Home Care Nursing for your child with Cerebral Palsy

Caring for a child with Cerebral Palsy will include parental involvement and a health care team to help the child deal with their medical condition and everyday life.   Nurses who are trained in helping Cerebral Palsy patients are especially important to ensure that the child is well cared for.  A home care nurse will perform an assessment of your child and create a care plan that has desired goals based on individual needs.  This will help maintain continuity of care at home.

When a home nursing care plan is created for your child, be sure that the following points have been taken into consideration:

  1. Self-Care activities:   Due to lack of muscle control and coordination, the child with Cerebral Palsy may be unable to perform basic tasks such as hygiene care, bathing, oral care, toileting, grooming or changing clothes.  A caregiver will assist the child with these tasks and where possible help them learn adapted self-care measures to perform these daily activities.  The use of assistive devices such as bathroom chairs, toothbrushes with straps and adaptive clothing may be recommended.  Learning to perform self-care skills themselves will enable the child to gain self confidence in accomplishing them.
  2. Nutritional needs: A nurse will ensure that the child receives adequate balanced nutrition based on their condition.  Children with Cerebral Palsy require high calorie and high fiber in their diets.  Those with Cerebral Palsy may face feeding difficulties due to poor muscle control over their mouth or tongue.  A nurse can monitor the child’s chewing and mouth control to make eating easier and safe.  They will also look at the way the food is cooked to make it easier to swallow and will assess the proper positioning of the child while eating in order to avoid Aspiration pneumonia. If tube feeding is required, the nurse will administer feeding as prescribed and teach the family how to maintain the child’s eating techniques.
  3. Communication: For those children who are unable to communicate verbally, the nurse will work with the child to develop their communication skills by using alternative methods such as sign language, flash cards, communication board, computer, or non-verbal cues such as facial expressions or gestures.  A nurse will coordinate with an early speech therapist to help the child speak slowly and coordinate their lips and mouth to form speech sounds.
  4. Physical mobility: With the help of a physiotherapist, the nurse will assist the child with performing daily living activities and range of motion exercises to promote mobility, improve fine and gross motor skills and to prevent deformity.   A nurse will allow the child to perform activities at their own pace and rest between activities that are tiring in order to maintain energy. In order to help build stability, the nurse will educate the family with the proper use of an orthotic device and will assist the child in putting it on if required. They will also administer prescribed medication to treat tremors, muscle stiffness, spasms and even seizures.
  5. Safe Environment: A primary reason why a parent needs a nurse for their child is for safety.  A nurse ensures that the child’s environment is safe and will educate the family on possible safety precautions.  A nurse will oversee feeding techniques, positioning, safe furniture, toys and safety in the vehicle.  They will also constantly inspect the floor for any clutter and for anything that can cause falls.  They make sure the child uses safety equipment such as helmets, knee caps, seat belts, secured mobility devices and will make sure the child’s bed is safe by raising padded bed rails.
  6. Education for the family: A nurse will educate the family on how to manage the child’s care and routine.  They encourage the parents and siblings to express their concerns and find ways support and guide them with care for the child’s physical and emotional needs.  They encourage parents to seek appropriate rehabilitation, functional, vocational and adaptive training and will also recommend enrollment for the child in a school program consistent with the child’s intellectual abilities.
  7. Promote self-esteem, growth and development: A nurse will encourage age related play and choose appropriate toys and devices to strengthen gross and fine motor development, sensory and cognitive development.  They would set realistic development goals and praise the child’s accomplishments.  By learning how to perform activities themselves, the child improves the feeling of self-worth.  A nurse will also improve a child’s conscious and unconscious perception towards their body image and provide reassurance, acceptance and encouragement in times of stress.
  8. Skin Care: Children with Cerebral Palsy are at risk for developing skin conditions which can be infectious and non-infectious.

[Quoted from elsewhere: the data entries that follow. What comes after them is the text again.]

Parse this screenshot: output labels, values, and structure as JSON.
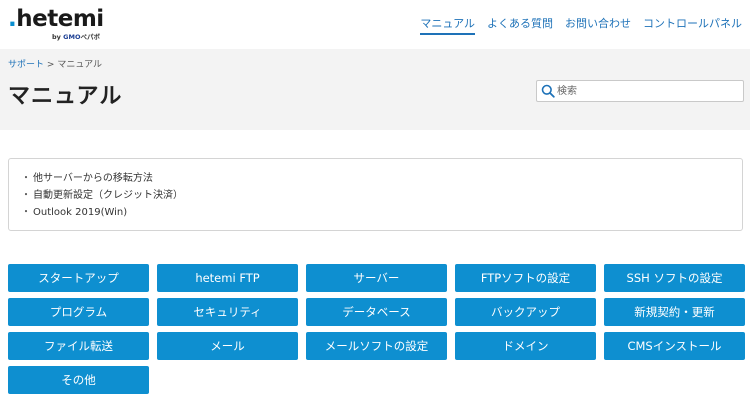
{
  "brand": {
    "logo_text": "hetemi",
    "logo_sub_prefix": "by",
    "logo_sub_gmo": "GMO",
    "logo_sub_company": "ペパボ"
  },
  "nav": [
    {
      "label": "マニュアル",
      "active": true
    },
    {
      "label": "よくある質問",
      "active": false
    },
    {
      "label": "お問い合わせ",
      "active": false
    },
    {
      "label": "コントロールパネル",
      "active": false
    }
  ],
  "breadcrumb": {
    "parent": "サポート",
    "separator": ">",
    "current": "マニュアル"
  },
  "page_title": "マニュアル",
  "search": {
    "placeholder": "検索",
    "icon": "search-icon"
  },
  "links": {
    "bullet": "・",
    "items": [
      "他サーバーからの移転方法",
      "自動更新設定（クレジット決済）",
      "Outlook 2019(Win)"
    ]
  },
  "categories": [
    "スタートアップ",
    "hetemi FTP",
    "サーバー",
    "FTPソフトの設定",
    "SSH ソフトの設定",
    "プログラム",
    "セキュリティ",
    "データベース",
    "バックアップ",
    "新規契約・更新",
    "ファイル転送",
    "メール",
    "メールソフトの設定",
    "ドメイン",
    "CMSインストール",
    "その他"
  ],
  "colors": {
    "accent": "#0e8fd0",
    "link": "#1e72b8",
    "band": "#f3f3f3"
  }
}
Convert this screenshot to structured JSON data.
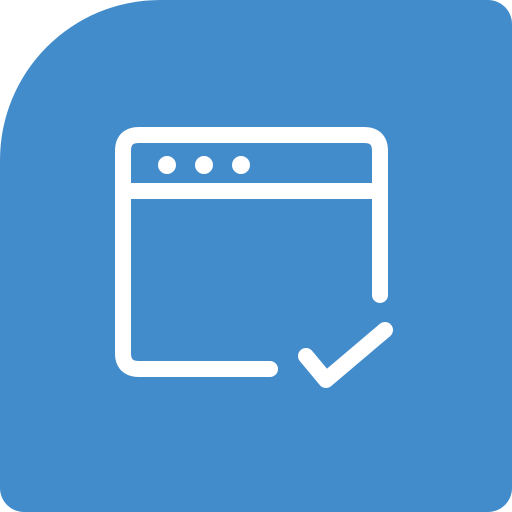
{
  "icon": {
    "name": "browser-window-checkmark-icon",
    "background_color": "#438ccb",
    "stroke_color": "#ffffff",
    "parts": [
      "window-frame-icon",
      "window-dot-icon",
      "window-dot-icon",
      "window-dot-icon",
      "checkmark-icon"
    ]
  }
}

A home care nurse will regularly monitor the skin and take necessary prevention steps to minimize pressure to body parts which can lead to pressure ulcers.

The child’s home health care team will comprise of several heath care workers including the home care nurses who will provide health care services for the child at their own home.  The relationship with the people on the home care team and confidence in their care for your child is of utmost importance.